Alors que l’impact des plateformes sur nos vies numériques est vivement questionné à travers l’Europe, le Trust & Safety reste un champ encore en construction. Ambassadrice du Trust & Safety Forum, Shani Benoualid analyse les forces, les angles morts et les défis opérationnels qui attendent les acteurs du numérique, et le rôle concret que la jeunesse est amenée à jouer.

Le Trust & Safety Forum met en lumière un domaine encore émergent en Europe. Comment décririez-vous ce champ et les défis qu’il soulève aujourd’hui ?

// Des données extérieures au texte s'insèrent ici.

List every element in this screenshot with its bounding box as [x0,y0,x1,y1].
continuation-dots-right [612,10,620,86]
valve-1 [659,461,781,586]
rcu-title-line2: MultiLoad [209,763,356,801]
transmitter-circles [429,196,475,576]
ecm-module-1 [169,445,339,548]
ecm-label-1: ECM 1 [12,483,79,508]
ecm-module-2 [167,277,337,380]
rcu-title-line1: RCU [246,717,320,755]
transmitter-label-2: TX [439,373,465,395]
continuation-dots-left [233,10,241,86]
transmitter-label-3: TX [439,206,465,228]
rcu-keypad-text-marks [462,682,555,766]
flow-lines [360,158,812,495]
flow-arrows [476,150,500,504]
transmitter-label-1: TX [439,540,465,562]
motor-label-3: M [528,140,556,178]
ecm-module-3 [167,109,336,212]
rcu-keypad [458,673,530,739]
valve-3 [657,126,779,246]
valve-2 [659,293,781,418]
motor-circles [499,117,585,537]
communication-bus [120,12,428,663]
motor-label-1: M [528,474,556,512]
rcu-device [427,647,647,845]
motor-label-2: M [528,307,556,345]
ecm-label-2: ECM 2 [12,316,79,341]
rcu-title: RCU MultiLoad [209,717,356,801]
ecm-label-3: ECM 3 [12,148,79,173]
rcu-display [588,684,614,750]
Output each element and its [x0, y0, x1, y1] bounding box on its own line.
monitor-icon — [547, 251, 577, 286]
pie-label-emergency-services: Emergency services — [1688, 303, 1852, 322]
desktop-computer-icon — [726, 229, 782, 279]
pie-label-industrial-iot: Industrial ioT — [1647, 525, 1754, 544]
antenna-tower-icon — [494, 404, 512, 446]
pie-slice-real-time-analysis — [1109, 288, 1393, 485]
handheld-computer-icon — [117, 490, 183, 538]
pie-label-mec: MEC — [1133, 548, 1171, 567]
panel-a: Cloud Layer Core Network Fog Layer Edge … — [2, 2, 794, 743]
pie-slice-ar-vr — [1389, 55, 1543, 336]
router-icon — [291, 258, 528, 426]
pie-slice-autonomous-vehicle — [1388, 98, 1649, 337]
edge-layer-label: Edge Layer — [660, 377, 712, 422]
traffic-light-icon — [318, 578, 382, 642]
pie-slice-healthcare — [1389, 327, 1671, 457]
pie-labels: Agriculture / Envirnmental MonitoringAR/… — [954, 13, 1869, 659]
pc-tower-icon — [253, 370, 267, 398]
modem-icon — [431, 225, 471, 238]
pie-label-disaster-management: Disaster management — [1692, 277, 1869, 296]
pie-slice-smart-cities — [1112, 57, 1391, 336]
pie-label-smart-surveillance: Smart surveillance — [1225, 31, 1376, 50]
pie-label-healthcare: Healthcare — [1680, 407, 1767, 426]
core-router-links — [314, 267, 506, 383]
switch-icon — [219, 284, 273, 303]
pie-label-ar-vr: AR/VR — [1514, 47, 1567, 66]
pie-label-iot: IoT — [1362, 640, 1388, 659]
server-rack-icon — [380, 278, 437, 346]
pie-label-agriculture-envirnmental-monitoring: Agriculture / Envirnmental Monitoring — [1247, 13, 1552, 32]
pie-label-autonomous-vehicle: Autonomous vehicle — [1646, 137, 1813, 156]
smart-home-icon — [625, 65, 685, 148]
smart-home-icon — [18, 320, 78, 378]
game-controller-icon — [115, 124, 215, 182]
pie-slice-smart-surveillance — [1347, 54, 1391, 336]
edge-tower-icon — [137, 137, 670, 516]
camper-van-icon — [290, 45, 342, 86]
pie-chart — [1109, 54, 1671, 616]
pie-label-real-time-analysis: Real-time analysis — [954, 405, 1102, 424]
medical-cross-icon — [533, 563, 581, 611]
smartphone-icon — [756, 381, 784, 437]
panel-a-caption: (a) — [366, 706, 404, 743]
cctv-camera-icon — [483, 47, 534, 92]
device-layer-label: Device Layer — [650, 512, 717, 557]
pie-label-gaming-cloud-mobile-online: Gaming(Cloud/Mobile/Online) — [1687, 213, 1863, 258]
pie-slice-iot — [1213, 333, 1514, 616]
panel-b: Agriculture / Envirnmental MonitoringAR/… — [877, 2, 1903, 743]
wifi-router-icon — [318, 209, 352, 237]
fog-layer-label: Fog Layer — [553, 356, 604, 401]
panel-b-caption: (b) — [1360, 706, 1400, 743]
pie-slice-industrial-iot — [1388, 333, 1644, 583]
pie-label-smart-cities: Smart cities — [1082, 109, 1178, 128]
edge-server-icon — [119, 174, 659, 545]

La Trust & Safety désigne l’ensemble des actions qui visent à rendre les environnements numériques plus sûrs : prévenir les abus ; lutter contre les contenus illégaux, qu’il s’agisse d’abus sexuels sur mineurs, de diffusion non consentie d’images intimes, de sextorsion, de haine, de discriminations, de harcèlement ou de contenus à caractère terroriste ; mieux protéger les mineurs face aux contenus inappropriés, et préserver nos démocraties face à la désinformation et aux tentatives de manipulation. C’est une approche proactive, qui consiste à intégrer des mécanismes de protection et d’atténuation des risques dès la phase de conception des services en ligne.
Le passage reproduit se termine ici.